Acer's Switch 10 is designed to be an affordable 2-in-1 computing option. This means that it can function as a tablet on its own or be plugged into a dock and then function like a laptop. These designs often have to make compromises in the performance and features to make this work in both modes. In terms of the size, the tablet is roughly just over a third of an inch thick while it grows to over three-quarters of an inch with the keyboard attached. They attach to one another through a magnetic hinge that also has a special pin connector. The back of the tablet is aluminum but the remainder of the system is constructed of plastic to keep the costs down. This has the drawback of the screen portion is heavier than the keyboard dock making it prone to tip over in some positions.‚Äč

Powering the Switch 10 is an Intel Atom Z3735F quad-core mobile processor. This is a relatively new processor that is designed for low power designs like tablets and does not require active cooling making it a perfect choice for the design. This means it does have less performance than a standard hybrid laptop that folds between a laptop and a tablet mode and uses an Intel Core or Pentium dual-core laptop processor that have fewer cores. It still is perfectly fine for streaming media, browsing the web or some light productivity applications. The processor is matched up with 2GB of memory that cannot be upgraded which means it has limited multitasking capabilities.

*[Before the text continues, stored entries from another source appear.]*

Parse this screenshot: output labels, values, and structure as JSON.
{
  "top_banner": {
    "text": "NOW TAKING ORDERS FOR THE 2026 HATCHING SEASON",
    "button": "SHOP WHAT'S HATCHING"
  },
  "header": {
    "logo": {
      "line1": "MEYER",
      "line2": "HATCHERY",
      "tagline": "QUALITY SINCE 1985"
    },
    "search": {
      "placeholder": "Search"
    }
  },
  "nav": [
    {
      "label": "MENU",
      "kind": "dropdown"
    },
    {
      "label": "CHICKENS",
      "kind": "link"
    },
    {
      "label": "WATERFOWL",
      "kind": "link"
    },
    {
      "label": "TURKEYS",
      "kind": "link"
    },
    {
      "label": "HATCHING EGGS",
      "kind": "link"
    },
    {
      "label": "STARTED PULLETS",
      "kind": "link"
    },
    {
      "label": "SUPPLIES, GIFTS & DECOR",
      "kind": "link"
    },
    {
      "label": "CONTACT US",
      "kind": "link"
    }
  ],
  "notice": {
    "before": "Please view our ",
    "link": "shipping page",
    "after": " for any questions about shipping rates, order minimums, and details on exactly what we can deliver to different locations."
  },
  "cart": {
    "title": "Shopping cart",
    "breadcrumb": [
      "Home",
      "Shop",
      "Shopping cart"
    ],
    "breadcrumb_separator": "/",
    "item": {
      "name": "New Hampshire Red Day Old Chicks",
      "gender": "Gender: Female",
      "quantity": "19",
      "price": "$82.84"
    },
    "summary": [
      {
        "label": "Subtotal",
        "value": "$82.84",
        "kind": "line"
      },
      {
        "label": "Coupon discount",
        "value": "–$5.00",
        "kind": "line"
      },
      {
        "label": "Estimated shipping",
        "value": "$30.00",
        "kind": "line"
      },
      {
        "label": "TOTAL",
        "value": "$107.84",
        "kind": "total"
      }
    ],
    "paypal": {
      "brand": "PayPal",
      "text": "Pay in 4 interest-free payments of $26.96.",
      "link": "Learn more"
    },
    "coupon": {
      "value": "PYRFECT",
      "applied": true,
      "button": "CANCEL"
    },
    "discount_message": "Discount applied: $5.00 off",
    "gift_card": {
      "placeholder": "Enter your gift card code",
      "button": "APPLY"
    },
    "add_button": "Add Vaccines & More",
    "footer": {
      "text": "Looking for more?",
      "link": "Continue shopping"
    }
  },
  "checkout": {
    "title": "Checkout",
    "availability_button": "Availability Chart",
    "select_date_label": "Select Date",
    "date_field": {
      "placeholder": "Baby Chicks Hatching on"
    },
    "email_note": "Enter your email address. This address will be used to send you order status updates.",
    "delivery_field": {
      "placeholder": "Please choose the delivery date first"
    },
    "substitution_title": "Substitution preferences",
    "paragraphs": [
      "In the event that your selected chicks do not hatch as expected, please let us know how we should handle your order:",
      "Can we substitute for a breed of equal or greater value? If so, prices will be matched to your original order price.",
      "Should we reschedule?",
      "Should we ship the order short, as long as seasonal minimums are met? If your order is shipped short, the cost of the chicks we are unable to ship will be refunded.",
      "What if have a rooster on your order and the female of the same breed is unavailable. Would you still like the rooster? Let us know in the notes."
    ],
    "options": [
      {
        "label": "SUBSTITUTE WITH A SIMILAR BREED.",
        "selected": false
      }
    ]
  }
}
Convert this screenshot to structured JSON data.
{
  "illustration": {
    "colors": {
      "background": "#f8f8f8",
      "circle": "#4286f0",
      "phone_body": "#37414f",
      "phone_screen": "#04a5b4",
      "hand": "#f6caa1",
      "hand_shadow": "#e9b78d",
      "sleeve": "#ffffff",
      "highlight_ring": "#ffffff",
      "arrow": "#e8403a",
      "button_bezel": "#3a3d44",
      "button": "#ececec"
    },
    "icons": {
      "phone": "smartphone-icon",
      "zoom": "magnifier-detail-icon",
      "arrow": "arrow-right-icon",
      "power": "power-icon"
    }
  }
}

Storage for the system is handled by 64GB of internal solid-state storage rather than a traditional hard drive. Now generally SSDs are faster than traditional hard drives but this uses an eMMC interface which limits it performance so don't expect super-fast access. This is a very small storage amount meaning that it has limited space for applications and data files thanks to the Windows operating system. Users will probably need to have some external storage with them or have this as a secondary system and rely on cloud storage. The tablet portion features a microSD slot for adding additional space through the popular flash media card. There is a microUSB 2.0 port on the tablet and a full-size UBS 2.0 port on the keyboard portion but neither of these is the faster USB 3.0 which limits the performance of an external hard drive.

The 10.1-inch display for the Switch 10 uses a 10.1-inch IPS display panel. This means that it offers a nice level of color and wide viewing angles. The only downside here is that it uses a lower 1280x800 native resolution. This is fine when comparing it to many laptops but it is much lower than similarly priced tablet systems. The Intel HD Graphics of the Atom processor does just fine handling most tasks when it comes to media streaming but it is certainly not something that would be used for PC gaming on the tablet on the go.

With the smaller 10-inch size of the Switch 10, the keyboard is a bit more compact than a traditional laptop. It uses an isolated design like most of the laptops on the market and it is a decent layout but some with larger hands might have some problems with it. The plastic body also has a bit more flex in it than a traditional laptop design. The trackpad is a nice decent size and offers good multitouch and single touch tracking but it isn't as much of an issue with the touchscreen display.

The internal battery for the Switch 10 is a relatively small 24WHr. This is much smaller than its competition which means it also is going to have shorter running times. Even with the power conservative Atom processor, it was only able to last roughly five hours in video playback tests. This is well short of the competition which can last upwards of eight hours with similar designs or more than ten with dedicated tablets.

The primary competitors are the ASUS Transformer Book T100 and the Dell Inspiron 11 3000 2-in-1. Both of these designs are over a year old now and can be more difficult to find. The ASUS and Acer have roughly the same level of performance from very similar components. The ASUS gets the edge though thanks to its longer running time. The Dell offers more performance for a laptop class processor in it but it is a full hybrid laptop rather than a detachable tablet meaning it is not as portable.